Brescia’s philosophy courses help students to acquire basic cultural literacy, enhance their abilities to articulate and reflect on fundamental issues such as happiness, justice and the meaning of life and to empower students to take their place as citizens capable of critically evaluating arguments that bear on public affairs. Philosophy certainly fits in well with Brescia’s emphasis on women in leadership.
What questions does Philosophy attempt to answer?

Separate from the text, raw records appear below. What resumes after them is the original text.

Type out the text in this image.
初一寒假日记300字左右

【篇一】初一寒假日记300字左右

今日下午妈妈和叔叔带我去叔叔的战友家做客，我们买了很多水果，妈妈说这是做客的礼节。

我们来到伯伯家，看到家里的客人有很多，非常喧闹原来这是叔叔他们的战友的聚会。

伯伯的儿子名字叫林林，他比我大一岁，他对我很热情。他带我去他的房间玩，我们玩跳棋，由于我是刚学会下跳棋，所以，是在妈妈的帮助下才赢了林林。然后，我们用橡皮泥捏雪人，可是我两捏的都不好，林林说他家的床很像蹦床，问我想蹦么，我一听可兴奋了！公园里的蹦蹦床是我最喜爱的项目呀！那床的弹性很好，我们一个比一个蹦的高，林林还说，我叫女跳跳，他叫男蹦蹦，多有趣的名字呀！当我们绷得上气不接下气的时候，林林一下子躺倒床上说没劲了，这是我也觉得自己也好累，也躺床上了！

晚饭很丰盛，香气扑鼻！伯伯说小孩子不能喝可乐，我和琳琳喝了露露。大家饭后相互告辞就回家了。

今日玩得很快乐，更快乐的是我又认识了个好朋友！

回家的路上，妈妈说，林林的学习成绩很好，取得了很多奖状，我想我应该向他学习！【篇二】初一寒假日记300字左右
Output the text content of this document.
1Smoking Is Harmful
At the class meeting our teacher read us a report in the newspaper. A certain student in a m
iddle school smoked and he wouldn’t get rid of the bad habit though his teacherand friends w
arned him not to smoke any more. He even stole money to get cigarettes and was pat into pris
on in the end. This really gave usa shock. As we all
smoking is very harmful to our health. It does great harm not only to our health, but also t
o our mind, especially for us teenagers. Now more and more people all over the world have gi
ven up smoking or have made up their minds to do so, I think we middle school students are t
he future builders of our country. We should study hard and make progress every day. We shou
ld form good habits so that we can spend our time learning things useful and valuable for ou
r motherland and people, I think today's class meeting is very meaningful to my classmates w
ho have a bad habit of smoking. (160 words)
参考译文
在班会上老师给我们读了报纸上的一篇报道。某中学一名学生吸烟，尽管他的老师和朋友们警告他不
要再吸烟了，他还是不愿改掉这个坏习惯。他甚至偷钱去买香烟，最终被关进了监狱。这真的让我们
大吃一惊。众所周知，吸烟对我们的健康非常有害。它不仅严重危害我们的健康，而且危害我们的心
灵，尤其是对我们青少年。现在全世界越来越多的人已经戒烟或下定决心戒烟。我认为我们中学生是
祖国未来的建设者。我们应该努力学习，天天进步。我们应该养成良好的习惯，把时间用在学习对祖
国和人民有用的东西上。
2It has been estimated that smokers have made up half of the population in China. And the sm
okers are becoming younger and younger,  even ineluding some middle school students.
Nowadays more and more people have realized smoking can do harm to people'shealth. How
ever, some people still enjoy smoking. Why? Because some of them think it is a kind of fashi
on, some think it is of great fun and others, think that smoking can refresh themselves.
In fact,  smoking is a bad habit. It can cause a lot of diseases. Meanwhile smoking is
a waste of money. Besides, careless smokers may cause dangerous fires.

Philosophy engages in critical and creative thinking about such fundamental questions as: What is important and worthwhile in life? Is there a sense to the universe? Does God exist? How can I best discover who I am and fulfill my potential as a human being? What moral obligations do people have to one another? What makes societies just? What can we know? Brescia offers courses in which these and many other philosophical questions are explored.
Why Study Philosophy?
There are many reasons for studying philosophy, both personal and practical. In terms of personal growth, philosophy provides unique and rewarding tools for our quest to live an examined life. Philosophy enables us to reflect on questions about who we are and how we should live. It is also worth noting that the study of philosophy, with its emphasis on writing and critical thinking skills, opens many doors for future careers. Philosophy is excellent preparation for professional training, particularly but not exclusively, in business, teaching, and law. In addition, philosophy is good preparation for careers in journalism, publishing, and government. Studies have shown that philosophy students not only score close to the top in graduate entrance exams but that they excel, relative to other disciplines, in the fields of business, law, education, and government after they have graduated. This is perhaps because people with abstract reasoning skills do better in applied fields, on average, than people who lack the ability to abstract from particular problem-situations. Also, there are careers in philosophy itself, such as teaching at the university and high school level and consulting within business, hospitals, and government. Besides these practical considerations, though, philosophy teaches you to think well — a gift that will continually enrich your life.